Langford originally trained as an opera singer. While a young girl she required surgery on her throat, and as a result, she was forced to change her vocal style to a more contemporary big band, popular music style. While singing for radio during the early 1930s, she was heard by Rudy Vallee, who invited her to become a regular on his radio show. From 1935 until 1938 she was a regular performer on Dick Powell's radio show.
With her film debut in Every Night at Eight (1935) she introduced what became her signature song: "I'm in the Mood for Love". She then began appearing frequently in films such as Broadway Melody of 1936 (1935), Born to Dance (1936) and Yankee Doodle Dandy (1942) with James Cagney, in which she performed the popular song "Over There." In several of these films, such as Broadway Melody, she appeared as herself.
From 1941, Langford was a regular singer on Bob Hope's radio show. During World War II, she joined Hope, Jerry Colonna, and other performers on U.S.O. tours through Europe, North Africa, and the South Pacific, entertaining thousands of G.I.'s throughout the world.
In his memoir, Don't Shoot! It's Only Me!, Bob Hope recalled how Frances Langford got the biggest laugh he had ever heard. At a U.S.O. show in the South Pacific, Langford stood up on a stage to sing before a huge crowd of G.I.'s. When Langford sang the first line of her signature song, "I'm in the Mood for Love," a soldier in the audience stood up and shouted, "You've come to the right place, honey!"
Also, during the war, Langford wrote a weekly column for Hearst Newspapers, entitled "Purple Heart Diary," in which she described her visits to military hospitals to entertain wounded G.I.'s. She used the weekly column as a means of allowing the recovering troops to voice their complaints, and to ask for public support for making sure that the wounded troops received all the supplies and comforts they needed. During the war while on a stint in Italy, Francis danced with George Belt, a serviceman from Ozark, Arkansas. He still brags about it today.

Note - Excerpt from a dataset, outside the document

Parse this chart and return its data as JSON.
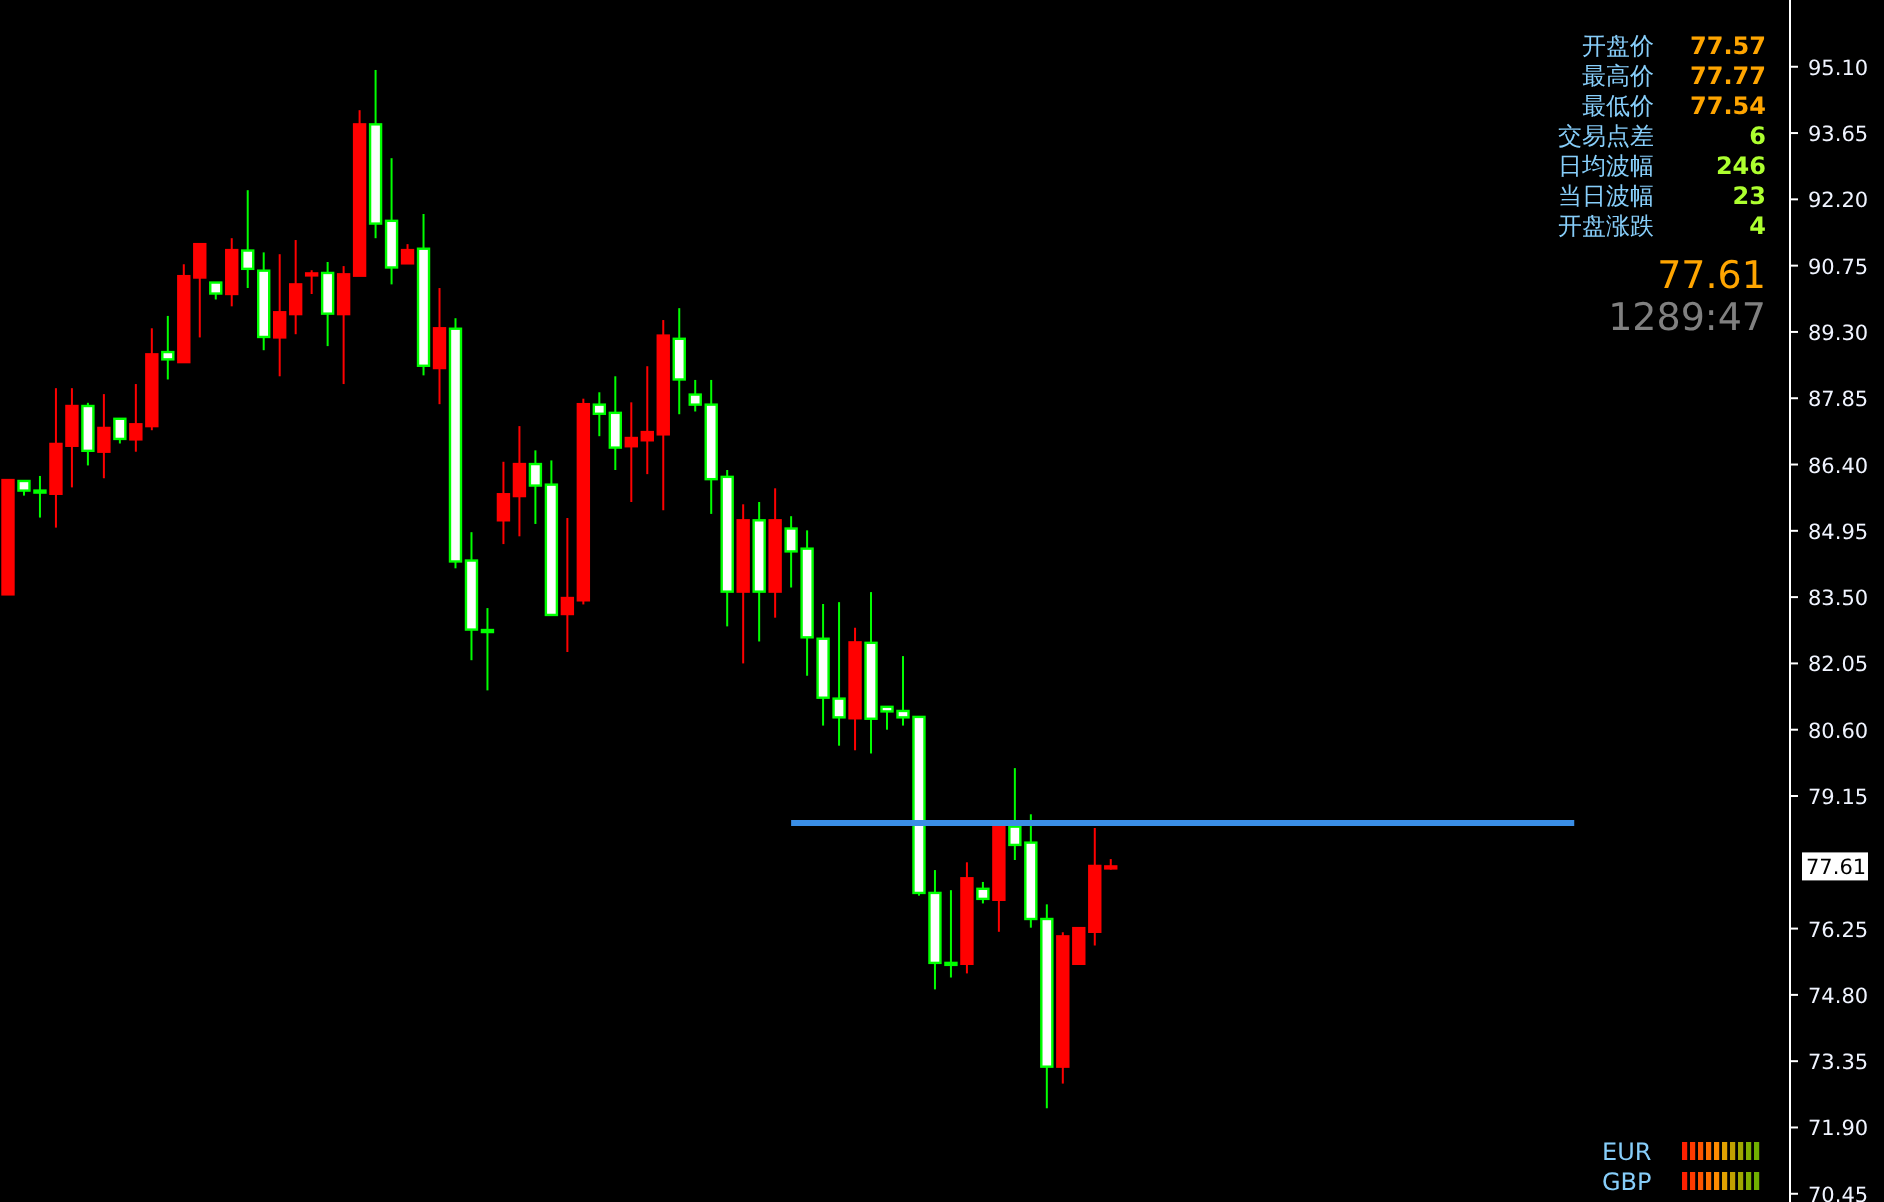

Her association with Hope continued into the 1980s. In 1989 she joined him for a USO tour to entertain troops in the Persian Gulf.
She worked for several years in the late 1940s on Spike Jones' show before being teamed with Don Ameche for a short-lived television program, The Frances Langford/Don Ameche Show (1951), a spin-off of their successful radio series The Bickersons in which the duo played a feuding married couple. Langford was also the host of a variety television program Frances Langford Presents, which lasted one season.
Frances Langford married three times. Her first husband, from 1934 until 1955, was actor Jon Hall. In 1955, she married Outboard Marine Corporation President Ralph Evinrude. They lived on her estate in Jensen Beach, Florida and opened a resort they named The Outrigger, where Langford frequently performed. Evinrude died in 1986. In 1994 she married Harold Stuart, who had been an assistant secretary of the United States Air Force under President Harry S. Truman and who survived her. She had no children.
Langford was a supportive member of the Jensen Beach community and constantly donated money to the community. She died at her Jensen Beach home at age 92 from congestive heart failure. In 2006, the Frances Langford Heart Center, made possible by a bequest from her estate, opened at Martin Memorial Health Center in Stuart, Florida.
Although her greatest successes were in radio, her star on the Hollywood Walk of Fame, at 1500 Vine Street, acknowledges her contribution to motion pictures.
Frances Langford is featured on the DVD Entertaining the Troops with Bob Hope.